I looked in the bios and didn't see any settings it would allow me to change this old dog needs a boost. Can anybody tell how to over clock a pc?


----------



## Dev in need (Mar 17, 2011)

Motherboard
Manufacturer	MICRO-STAR INTERNATIONAL CO., LTD
Model	MS-6390 (Socket A)
Version	0n31411RE101CROSS10
Chipset Vendor	VIA
Chipset Model	P4M266/KM266 (VT8375)
Chipset Revision	00
Southbridge Vendor	VIA
Southbridge Model	VT8235
Southbridge Revision	00
System Temperature	17 °C
BIOS
Brand	Phoenix Technologies, LTD
Version	3.09
Date	07/01/2003
Voltage
CPU VCore	1.616 V
AUX	3.312 V
+3.3V	3.056 V
+5V	5.268 V
+12V	2.250 V
PCI Data
Slot PCI
Slot Type	PCI
Slot Usage	Available
Bus Width	32 bit
Slot Designation	PCI0
Slot Number	0
Slot PCI
Slot Type	PCI
Slot Usage	Available
Bus Width	32 bit
Slot Designation	PCI1
Slot Number	1
Slot PCI
Slot Type	PCI
Slot Usage	In Use
Bus Width	32 bit
Slot Designation	PCI2
Slot Number	2
Slot UNKNOWN
Slot Type	UNKNOWN
Slot Usage	In Use
Bus Width	32 bit
Slot Designation	AGP
Slot Number	3

I would like to make the pc 10% faster then it is..
Can I do that by overclocking it?

Note: I can not overclock in the bios. 
How do I go about doing it?


----------



## Wrench97 (May 10, 2008)

> Note: I can not overclock in the bios.


Is this a OEM PC?
If so there really is not a way to reliably overclock it.


----------



## MPR (Aug 28, 2010)

I don't believe that your motherboard is capable of overclocking the CPU as it comes from the factory. I've seen user-unlocked BIOS "upgrades" and software overclocking programs for your motherboard but neither is recommended. Your computer is ancient as far as computers go and even if you could overclock your processor you wouldn't see much benefit with modern software. Your best bet is to save up and build anew.


----------



## Dev in need (Mar 17, 2011)

MPR said:


> I don't believe that your motherboard is capable of overclocking the CPU as it comes from the factory. I've seen user-unlocked BIOS "upgrades" and software overclocking programs for your motherboard but neither is recommended. Your computer is ancient as far as computers go and even if you could overclock your processor you wouldn't see much benefit with modern software. Your best bet is to save up and build anew.
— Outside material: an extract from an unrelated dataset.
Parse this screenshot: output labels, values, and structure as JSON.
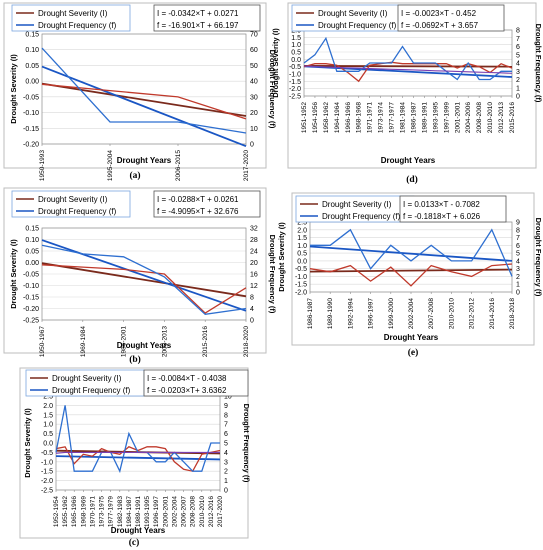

Yeah I know its old 2003 old...

I have 3 hard drives in this pc running about 30 apps and dual booting linux mint.. For an old man, it does good. But I just needs more.. I guess I'll have to just build another and just keep this by the bed. Thanks anyways guys.


----------



## Tyree (May 10, 2009)

If you decide to build look over our suggested build list: http://www.techsupportforum.com/for...evised-2011-and-updated-regularly-448272.html


----------



## Rich-M (May 2, 2007)

Even if you could overclock something so old, why? You would surely kill it that way.


----------